Se ha venido viviendo en un océano de entusiasmos arcaicos. Un solo ejemplo es elocuente y ejemplificador: desde la nomenclatura gobernante se predica que la rentabilidad de las empresas privadas e incluso estatales es una categoría negativa o en todo caso sospechosa. Los batallones de “cuadros” con los que el oficialismo roció las conducciones de todas las jerarquías del país predican un stalinismo voluntarista al que se amolda ese nacional-populismo que tanto se parece a las ordalías de la burguesía nacional entre 1973 y 1976. La última moda recoge los desvaríos de las economías centralmente planificadas que estallaron en el mundo hace ya casi 25 años: Guillermo Moreno prohibió la importación de los sabrosos y elitistas jamones serranos y de Parma, de España e Italia.
Otro eje de la rutina de estos nueve años argentinos ha sido la decisión oficial de mantenerse de manera airada y provocadora en el terreno del conflicto eterno como única razón de ser de su lugar en el mundo. ¿La mayoría de los argentinos sigue admirando ese estilo de paliza permanente con que el Gobierno trata a quienes no adhieren a él?
En este escenario se dramatizan y ponen en marcha decisiones de largo aliento y ambiciosa proyección. En el Gobierno y en sus mesas de análisis político, hace años que se ha optado por una apuesta estratégica con costos y dinámica propia. Ven a las clases medias de las ciudades, empezando por la vituperada burguesía porteña, como materia humana a someter y disciplinar. No hay que dejarse marear por las folclóricas frivolidades de nuevos ricos en Puerto Madero y El Calafate; el oficialismo se atrinchera en los suburbios más indigentes como espacio de control y hegemonía, sujeto social en el que se apoya en su puja contra lo que definen como ciudadela enemiga.

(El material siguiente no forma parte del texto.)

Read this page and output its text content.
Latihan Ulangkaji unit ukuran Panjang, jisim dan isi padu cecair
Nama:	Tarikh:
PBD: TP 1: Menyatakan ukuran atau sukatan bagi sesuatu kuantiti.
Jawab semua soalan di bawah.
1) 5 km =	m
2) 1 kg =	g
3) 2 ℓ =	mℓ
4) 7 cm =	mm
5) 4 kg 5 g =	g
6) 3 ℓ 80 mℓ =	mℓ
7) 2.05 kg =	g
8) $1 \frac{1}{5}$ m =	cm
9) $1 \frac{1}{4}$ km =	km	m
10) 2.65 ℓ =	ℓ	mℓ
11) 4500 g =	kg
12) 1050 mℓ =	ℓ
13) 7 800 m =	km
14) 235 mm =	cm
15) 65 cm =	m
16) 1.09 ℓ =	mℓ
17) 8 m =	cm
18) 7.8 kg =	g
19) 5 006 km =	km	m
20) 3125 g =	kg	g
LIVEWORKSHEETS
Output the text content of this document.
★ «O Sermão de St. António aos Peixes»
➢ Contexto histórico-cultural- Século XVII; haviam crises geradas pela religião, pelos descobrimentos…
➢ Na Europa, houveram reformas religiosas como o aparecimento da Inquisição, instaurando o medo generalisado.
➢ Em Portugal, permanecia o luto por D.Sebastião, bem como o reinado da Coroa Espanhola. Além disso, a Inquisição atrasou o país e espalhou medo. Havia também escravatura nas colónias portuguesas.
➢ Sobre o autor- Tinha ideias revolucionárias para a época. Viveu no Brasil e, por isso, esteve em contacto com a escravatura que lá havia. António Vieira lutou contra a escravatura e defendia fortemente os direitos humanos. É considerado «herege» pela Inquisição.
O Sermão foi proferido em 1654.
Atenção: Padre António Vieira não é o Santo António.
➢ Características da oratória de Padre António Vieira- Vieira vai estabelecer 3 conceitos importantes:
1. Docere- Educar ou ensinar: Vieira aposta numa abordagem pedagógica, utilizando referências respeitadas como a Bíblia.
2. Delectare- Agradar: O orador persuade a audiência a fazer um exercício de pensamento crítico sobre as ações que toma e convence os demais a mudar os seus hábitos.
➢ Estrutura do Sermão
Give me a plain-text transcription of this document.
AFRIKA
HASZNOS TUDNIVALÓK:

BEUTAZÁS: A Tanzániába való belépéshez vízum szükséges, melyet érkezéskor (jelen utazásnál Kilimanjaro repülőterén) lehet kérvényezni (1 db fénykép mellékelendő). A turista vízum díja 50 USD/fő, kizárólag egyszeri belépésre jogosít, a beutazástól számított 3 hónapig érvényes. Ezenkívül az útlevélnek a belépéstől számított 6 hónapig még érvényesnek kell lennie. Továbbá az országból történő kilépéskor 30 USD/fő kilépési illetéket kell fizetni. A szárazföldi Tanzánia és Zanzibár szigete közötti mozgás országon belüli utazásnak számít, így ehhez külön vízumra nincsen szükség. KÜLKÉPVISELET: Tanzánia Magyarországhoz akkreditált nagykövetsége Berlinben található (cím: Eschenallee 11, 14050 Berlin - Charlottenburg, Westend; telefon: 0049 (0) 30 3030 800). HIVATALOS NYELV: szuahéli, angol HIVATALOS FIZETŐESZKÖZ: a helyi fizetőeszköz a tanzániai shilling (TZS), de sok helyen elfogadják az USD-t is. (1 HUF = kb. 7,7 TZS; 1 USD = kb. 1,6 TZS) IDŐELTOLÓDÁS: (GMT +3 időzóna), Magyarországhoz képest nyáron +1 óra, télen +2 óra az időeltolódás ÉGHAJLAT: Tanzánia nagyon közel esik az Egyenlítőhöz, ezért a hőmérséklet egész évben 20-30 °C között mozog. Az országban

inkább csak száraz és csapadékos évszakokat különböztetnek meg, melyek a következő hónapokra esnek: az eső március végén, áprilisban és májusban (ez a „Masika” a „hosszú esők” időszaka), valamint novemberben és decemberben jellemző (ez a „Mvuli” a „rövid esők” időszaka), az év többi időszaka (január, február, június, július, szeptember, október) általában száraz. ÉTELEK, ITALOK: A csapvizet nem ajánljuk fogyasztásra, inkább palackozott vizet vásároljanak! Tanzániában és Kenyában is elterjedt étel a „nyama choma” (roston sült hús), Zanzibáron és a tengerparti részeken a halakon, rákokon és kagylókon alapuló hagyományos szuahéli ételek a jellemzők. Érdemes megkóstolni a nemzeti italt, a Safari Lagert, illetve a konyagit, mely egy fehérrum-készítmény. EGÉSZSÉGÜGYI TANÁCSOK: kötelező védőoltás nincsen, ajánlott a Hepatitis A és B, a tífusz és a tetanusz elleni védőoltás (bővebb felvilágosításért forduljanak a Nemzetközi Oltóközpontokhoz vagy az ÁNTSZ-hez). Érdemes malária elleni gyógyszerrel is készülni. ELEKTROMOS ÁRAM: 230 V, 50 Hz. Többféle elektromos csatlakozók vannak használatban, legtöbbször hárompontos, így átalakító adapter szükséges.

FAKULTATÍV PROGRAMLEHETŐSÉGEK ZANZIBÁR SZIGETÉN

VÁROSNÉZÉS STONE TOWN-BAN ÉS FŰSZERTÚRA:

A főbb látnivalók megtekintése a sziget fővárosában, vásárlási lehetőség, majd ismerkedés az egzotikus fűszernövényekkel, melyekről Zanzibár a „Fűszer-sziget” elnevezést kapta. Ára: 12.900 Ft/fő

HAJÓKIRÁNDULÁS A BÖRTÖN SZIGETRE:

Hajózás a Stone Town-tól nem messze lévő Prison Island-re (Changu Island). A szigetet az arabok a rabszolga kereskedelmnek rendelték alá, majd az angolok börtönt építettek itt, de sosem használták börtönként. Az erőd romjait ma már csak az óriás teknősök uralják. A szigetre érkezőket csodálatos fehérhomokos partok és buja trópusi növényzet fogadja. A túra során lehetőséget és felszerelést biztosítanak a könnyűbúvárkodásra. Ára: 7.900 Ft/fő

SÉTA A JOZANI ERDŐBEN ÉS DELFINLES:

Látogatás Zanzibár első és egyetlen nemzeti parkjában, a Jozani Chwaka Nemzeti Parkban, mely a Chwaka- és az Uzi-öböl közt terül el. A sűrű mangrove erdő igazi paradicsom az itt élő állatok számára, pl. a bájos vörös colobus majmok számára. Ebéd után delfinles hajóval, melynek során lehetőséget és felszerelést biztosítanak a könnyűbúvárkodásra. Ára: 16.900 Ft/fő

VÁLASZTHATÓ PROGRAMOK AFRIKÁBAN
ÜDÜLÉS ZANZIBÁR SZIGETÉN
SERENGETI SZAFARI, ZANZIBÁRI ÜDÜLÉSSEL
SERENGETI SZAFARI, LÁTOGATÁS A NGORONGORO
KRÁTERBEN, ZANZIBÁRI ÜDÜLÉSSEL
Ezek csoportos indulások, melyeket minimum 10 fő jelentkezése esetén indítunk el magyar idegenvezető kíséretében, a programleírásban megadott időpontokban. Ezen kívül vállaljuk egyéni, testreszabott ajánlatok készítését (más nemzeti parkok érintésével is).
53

En esos espacios, la Presidenta construyó una popularidad cementada en el consumo cebado y en el derrame permanente de recursos estatales. No podrán gobernar Capital Federal, Rosario y Córdoba, las tres mayores ciudades del país, pero han hecho y harán lo necesario para “plebeyizarla” con movimientos demográficos, políticas migratorias y el uso inapelable de la herramienta presupuestaria. Esto tiene precios colosales. Uno de ellos se advierte cada día más en una ciudad de Buenos Aires que no será Chihuahua o Ciudad Juárez, pero donde los niveles de crueldad criminal y de naturalización del robo crecen sin parar. La Casa Rosada se desentendió de este fenómeno y hasta la antes arrogante ministra de Seguridad ya ni siquiera rebate públicamente las denuncias contra la corrupción sistémica de una Policía Federal explícitamente desnudada como socia evidente de variadas formas de ilegalidad. Que la Capital se las arregle: ése resulta ser ahora el credo oficial, producto de una resignación fatalista, que lleva a gobernar con las masas clientelizadas y menos informadas.
En estas fisuras de la orografía política nacional se pueden ir divisando las nuevas claves de la década en curso, muy probablemente pautadas por una confusa y –sin embargo– resuelta búsqueda. Al cabo, otros serán los horizontes y (tal vez) diferentes los métodos. Como lo conceptualiza Joaquín Morales Solá: la Argentina está incubando el programa y los sujetos sociales que se encargarán de consumar la “refutación histórica del kirchnerismo”. Claro, no es para hoy, ni tampoco para mañana, pero nunca se sabe.